Page:Lope de Vega - Théâtre traduction Damas-Hinard tome 2.djvu/45

La bibliothèque libre.
Le texte de cette page a été corrigé et est conforme au fac-similé.

Célia.

Que voulez-vous ? c’est son idée. Vous pourrez plus tard l’en gronder à votre aise, quand vous serez tête à tête avec elle.

Lucindo.

Puisqu’elle est de cette humeur, tu accepteras, toi, du moins, quelques écus.

Célia.

Grand merci ! il m’est défendu de rien recevoir de vous.

Lucindo.

Personne ne le saura.

L’Écuyer.

Les murs voient et entendent, et ils le diraient.

Lucindo.

Quelle femme, Tristan !

Tristan.

Je veux peindre un tableau dans l’air, je veux construire un palais sur la pointe d’une aiguille, je veux élever une montagne avec les atomes qui se jouent aux rayons du soleil, puisque j’ai trouvé une femme qui n’aime pas l’argent.
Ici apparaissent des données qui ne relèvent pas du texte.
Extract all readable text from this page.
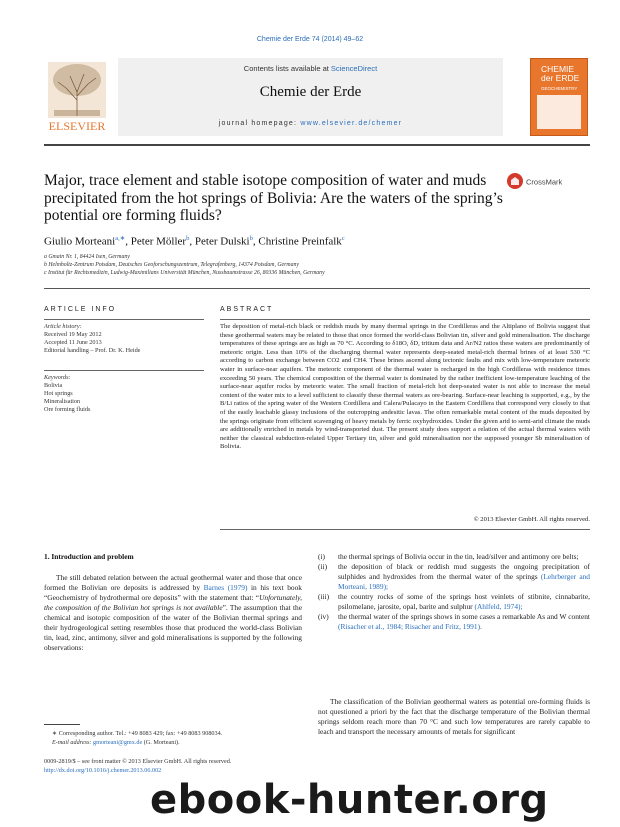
Chemie der Erde 74 (2014) 49–62
ELSEVIER
Contents lists available at ScienceDirect
Chemie der Erde
journal homepage: www.elsevier.de/chemer
CHEMIE
der ERDE
GEOCHEMISTRY
Major, trace element and stable isotope composition of water and muds precipitated from the hot springs of Bolivia: Are the waters of the spring’s potential ore forming fluids?
CrossMark
Giulio Morteani$^{a,∗}$, Peter Möller$^b$, Peter Dulski$^b$, Christine Preinfalk$^c$
a Gmain Nr. 1, 84424 Isen, Germany
b Helmholtz-Zentrum Potsdam, Deutsches Geoforschungszentrum, Telegrafenberg, 14374 Potsdam, Germany
c Institut für Rechtsmedizin, Ludwig-Maximilians Universität München, Nussbaumstrasse 26, 80336 München, Germany
ARTICLE INFO	ABSTRACT
Article history:
Received 19 May 2012
Accepted 11 June 2013
Editorial handling – Prof. Dr. K. Heide
Keywords:
Bolivia
Hot springs
Mineralisation
Ore forming fluids
The deposition of metal-rich black or reddish muds by many thermal springs in the Cordilleras and the Altiplano of Bolivia suggest that these geothermal waters may be related to those that once formed the world-class Bolivian tin, silver and gold mineralisation. The discharge temperatures of these springs are as high as 70 °C. According to δ18O, δD, tritium data and Ar/N2 ratios these waters are predominantly of meteoric origin. Less than 10% of the discharging thermal water represents deep-seated metal-rich thermal brines of at least 530 °C according to carbon exchange between CO2 and CH4. These brines ascend along tectonic faults and mix with low-temperature meteoric water in surface-near aquifers. The meteoric component of the thermal water is recharged in the high Cordilleras with residence times exceeding 50 years. The chemical composition of the thermal water is dominated by the rather inefficient low-temperature leaching of the surface-near aquifer rocks by meteoric water. The small fraction of metal-rich hot deep-seated water is not able to increase the metal content of the water mix to a level sufficient to classify these thermal waters as ore-bearing. Surface-near leaching is supported, e.g., by the B/Li ratios of the spring water of the Western Cordillera and Calera/Pulacayo in the Eastern Cordillera that correspond very closely to that of the easily leachable glassy inclusions of the outcropping andesitic lavas. The often remarkable metal content of the muds deposited by the springs originate from efficient scavenging of heavy metals by ferric oxyhydroxides. Under the given arid to semi-arid climate the muds are additionally enriched in metals by wind-transported dust. The present study does support a relation of the actual thermal waters with neither the classical subduction-related Upper Tertiary tin, silver and gold mineralisation nor the supposed younger Sb mineralisation of Bolivia.
© 2013 Elsevier GmbH. All rights reserved.
1. Introduction and problem
The still debated relation between the actual geothermal water and those that once formed the Bolivian ore deposits is addressed by Barnes (1979) in his text book “Geochemistry of hydrothermal ore deposits” with the statement that: “Unfortunately, the composition of the Bolivian hot springs is not available”. The assumption that the chemical and isotopic composition of the water of the Bolivian thermal springs and their hydrogeological setting resembles those that produced the world-class Bolivian tin, lead, zinc, antimony, silver and gold mineralisations is supported by the following observations:
(i)	the thermal springs of Bolivia occur in the tin, lead/silver and antimony ore belts;
(ii)	the deposition of black or reddish mud suggests the ongoing precipitation of sulphides and hydroxides from the thermal water of the springs (Lehrberger and Morteani, 1989);
(iii)	the country rocks of some of the springs host veinlets of stibnite, cinnabarite, psilomelane, jarosite, opal, barite and sulphur (Ahlfeld, 1974);
(iv)	the thermal water of the springs shows in some cases a remarkable As and W content (Risacher et al., 1984; Risacher and Fritz, 1991).
The classification of the Bolivian geothermal waters as potential ore-forming fluids is not questioned a priori by the fact that the discharge temperature of the Bolivian thermal springs seldom reach more than 70 °C and such low temperatures are rarely capable to leach and transport the necessary amounts of metals for significant
∗ Corresponding author. Tel.: +49 8083 429; fax: +49 8083 908034.
E-mail address: gmorteani@gmx.de (G. Morteani).
0009-2819/$ – see front matter © 2013 Elsevier GmbH. All rights reserved.
http://dx.doi.org/10.1016/j.chemer.2013.06.002
ebook-hunter.org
J’aurais cru, à toute force, qu’un avocat, un médecin, un procureur, un alguazil, un barbier, un chirurgien, avaient refusé de l’argent ; mais ce qui m’étonne, ce qui me passe, ce qui m’épouvante, c’est de voir des écus refusés par une respectable duègne et par un vénérable écuyer.

Lucindo.

C’est Phénice qui a ainsi formé ses gens. — Dis-lui, Célia, que j’irai la voir dans la soirée, et que je la prie de m’attendre avec la moitié de l’empressement avec lequel j’irai chez elle.

Célia.

Je cours lui annoncer cette heureuse nouvelle.

Lucindo.

Que le ciel te garde, Célia ! — Mais pourquoi me regardes-tu de la sorte ?

Célia.

Ma maîtresse m’a recommandé de bien observer votre visage pour voir si vous aviez été sage cette nuit.

Lucindo.

Quoi ! elle serait jalouse ?

Célia.

Vous avez une mauvaise réputation.

Lucindo.

Non, mais elle m’aime.

Célia.

Beaucoup trop, hélas ! mais vous lui pardonnerez bien quelques soupçons. Elle souffre tant, la pauvre !

Lucindo.

Je sais tout ce que je lui dois. Adieu.